Se acabo el racionamiento de agua en Bogotá pero, dejó al descubierto profundas fallas estructurales en la gestión del agua, comenzando por los impactos en la salud pública.
La falta de acceso constante al agua potable elevó el riesgo de enfermedades transmitidas por agua contaminada, como diarrea, disentería y otras infecciones gastrointestinales.
Además, la imposibilidad de mantener una adecuada higiene personal contribuyó al aumento de enfermedades respiratorias y cutáneas, especialmente en comunidades más vulnerables.
Las constantes suspensiones y reanudaciones del servicio también deterioraron la infraestructura del sistema. Tuberías, válvulas y otros componentes sufrieron daños, generando fugas y un desperdicio considerable del recurso.
Esta situación puso en evidencia la falta de mantenimiento preventivo por parte de las autoridades y la necesidad de modernizar una red que no está preparada para enfrentar crisis de este tipo. A pesar del racionamiento, el sistema no fue capaz de garantizar un uso eficiente ni equitativo del agua.

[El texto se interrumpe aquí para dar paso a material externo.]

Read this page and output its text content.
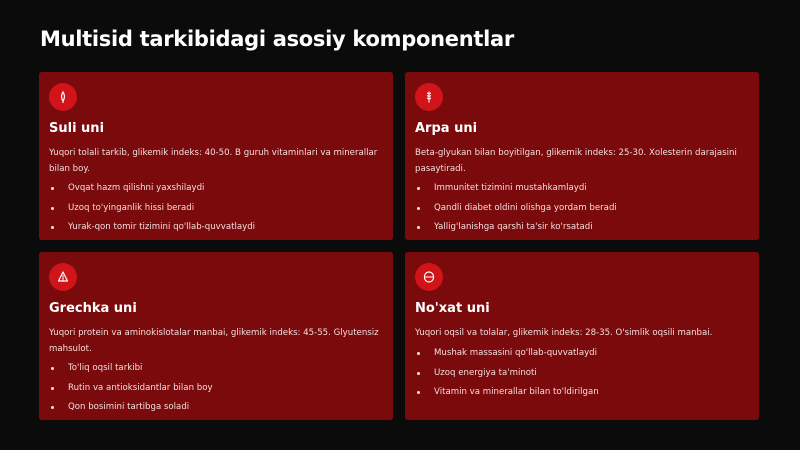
Multisid tarkibidagi asosiy komponentlar
Suli uni
Yuqori tolali tarkib, glikemik indeks: 40-50. B guruh vitaminlari va minerallar bilan boy.
Ovqat hazm qilishni yaxshilaydi
Uzoq to'yinganlik hissi beradi
Yurak-qon tomir tizimini qo'llab-quvvatlaydi
Arpa uni
Beta-glyukan bilan boyitilgan, glikemik indeks: 25-30. Xolesterin darajasini pasaytiradi.
Immunitet tizimini mustahkamlaydi
Qandli diabet oldini olishga yordam beradi
Yallig'lanishga qarshi ta'sir ko'rsatadi
Grechka uni
Yuqori protein va aminokislotalar manbai, glikemik indeks: 45-55. Glyutensiz mahsulot.
To'liq oqsil tarkibi
Rutin va antioksidantlar bilan boy
Qon bosimini tartibga soladi
No'xat uni
Yuqori oqsil va tolalar, glikemik indeks: 28-35. O'simlik oqsili manbai.
Mushak massasini qo'llab-quvvatlaydi
Uzoq energiya ta'minoti
Vitamin va minerallar bilan to'ldirilgan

Otro de los grandes errores fue la falta de pedagogía institucional. Expertos coincidieron en que no se realizaron campañas educativas efectivas para informar a la ciudadanía sobre cómo racionalizar el consumo del agua de manera responsable.
Esto provocó desinformación, rechazo generalizado a la medida y comportamientos contraproducentes como el almacenamiento excesivo, que agravaron aún más la escasez.
Finalmente, la desigualdad quedó al desnudo. Mientras algunas empresas mantuvieron sin restricciones sus concesiones de agua, cientos de barrios populares enfrentaron cortes prolongados.
Esta injusticia también se reflejó en el daño ambiental: la sequía redujo el caudal de ríos y arroyos, afectando flora y fauna, mientras que el uso de aguas residuales para riego contaminó suelos y fuentes hídricas.
Todo esto plantea la urgencia de reformar el modelo de gestión del agua, que sigue privilegiando intereses económicos por encima del derecho al agua de la población.